Investors raised their European equity exposure by 1.5 percentage points to 19.5 percent, a four-month high. Pascal Blanque, group chief investment officer of Amundi, said the segment had not been in favor to the same extent as U.S. shares but had become more attractive as valuations got cheaper.

European equities look set to end the quarter up around 1.4 percent, compared with gains of over 7 percent for the S&P 500 and almost 9 percent for the Dow Jones.

TURBULENCE AHEAD

Conversely, emerging markets were regarded with caution. Equities were cut by half a percentage point to 10.5 percent, while emerging-market debt fell to 9.4 percent from August’s 10.2 percent.
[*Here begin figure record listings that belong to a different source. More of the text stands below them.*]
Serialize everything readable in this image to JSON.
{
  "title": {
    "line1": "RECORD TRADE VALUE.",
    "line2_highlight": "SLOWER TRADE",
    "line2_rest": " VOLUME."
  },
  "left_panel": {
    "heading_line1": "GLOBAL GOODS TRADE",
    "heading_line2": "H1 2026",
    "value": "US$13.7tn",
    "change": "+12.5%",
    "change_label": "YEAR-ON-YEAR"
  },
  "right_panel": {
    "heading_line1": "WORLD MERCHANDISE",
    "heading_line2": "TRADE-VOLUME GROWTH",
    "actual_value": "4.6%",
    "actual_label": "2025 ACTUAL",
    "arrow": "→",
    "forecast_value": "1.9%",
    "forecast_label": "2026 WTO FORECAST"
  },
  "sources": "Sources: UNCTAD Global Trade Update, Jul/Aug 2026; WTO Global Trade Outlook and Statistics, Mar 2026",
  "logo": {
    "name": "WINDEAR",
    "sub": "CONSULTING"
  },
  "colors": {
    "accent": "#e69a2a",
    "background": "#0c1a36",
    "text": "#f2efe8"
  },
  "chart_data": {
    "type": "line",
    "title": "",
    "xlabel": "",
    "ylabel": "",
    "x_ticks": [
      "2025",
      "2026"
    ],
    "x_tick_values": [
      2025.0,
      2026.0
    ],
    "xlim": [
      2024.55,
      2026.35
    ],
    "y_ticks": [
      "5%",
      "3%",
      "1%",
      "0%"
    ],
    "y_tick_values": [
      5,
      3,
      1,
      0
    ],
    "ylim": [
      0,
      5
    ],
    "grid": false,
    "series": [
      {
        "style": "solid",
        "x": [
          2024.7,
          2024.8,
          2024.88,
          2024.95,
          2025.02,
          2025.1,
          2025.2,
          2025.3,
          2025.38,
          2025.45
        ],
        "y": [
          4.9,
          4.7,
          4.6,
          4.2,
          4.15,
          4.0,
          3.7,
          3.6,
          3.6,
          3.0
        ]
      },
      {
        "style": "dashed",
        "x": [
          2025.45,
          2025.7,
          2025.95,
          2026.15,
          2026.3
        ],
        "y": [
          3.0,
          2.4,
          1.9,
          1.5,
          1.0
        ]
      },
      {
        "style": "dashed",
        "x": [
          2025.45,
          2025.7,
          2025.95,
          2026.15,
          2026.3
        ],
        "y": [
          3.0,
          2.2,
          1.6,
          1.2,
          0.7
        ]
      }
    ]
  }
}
The segment had another turbulent month with equities .MSCIEF hitting a 15-month low and currencies such as the Indian rupee INR= and Indonesian rupiah IDR= reaching record or multi-year lows.

Year-to-date, emerging-market equities are down 9.4 percent, while the Turkish lira TRY= has fallen around 37 percent versus the dollar and Argentina’s peso ARS= over 50 percent.

Some 59 percent of poll participants who answered a question on this topic said emerging markets were only in the middle of the meltdown, with a more optimistic 32 percent saying they were nearing the end.

Christopher Peel, chief investment officer at Tavistock Wealth, argued that the recent turmoil had been overblown, with contagion from the specific problems facing Brazil, Russia, Argentina, Turkey and South Africa unjustified.

“On a country-by-country basis, P/E ratios are attractive when compared to developed market valuations,” he said.

But Salman Baig, an investment manager at Unigestion, was wary, noting that although pricing now largely reflected idiosyncratic country risks, none of these risks – plus others such as a slowdown in China and rising U.S. rates – had been fully resolved.

Investors trimmed their UK equity exposure to 8.4 percent, the lowest since December 2017, with the FTSE 100 .FTSE down around 1.3 percent over the third quarter.

The pound GBP=D3 dived on Sept. 21 when UK Prime Minister Theresa May warned that Brexit negotiations with Brussels had come to an impasse.

Some 60 percent of poll participants who answered a question on Brexit said they did not expect Britain and the European Union to agree a post-Brexit trading agreement by November.

“Mrs May is facing strong internal opposition from a large number of Conservative MPs. This reduces her room of maneuver, and we see a serious risk of early elections in the UK,” said Nuno Teixeira, head of cross asset investments at Natixis Investment Managers International.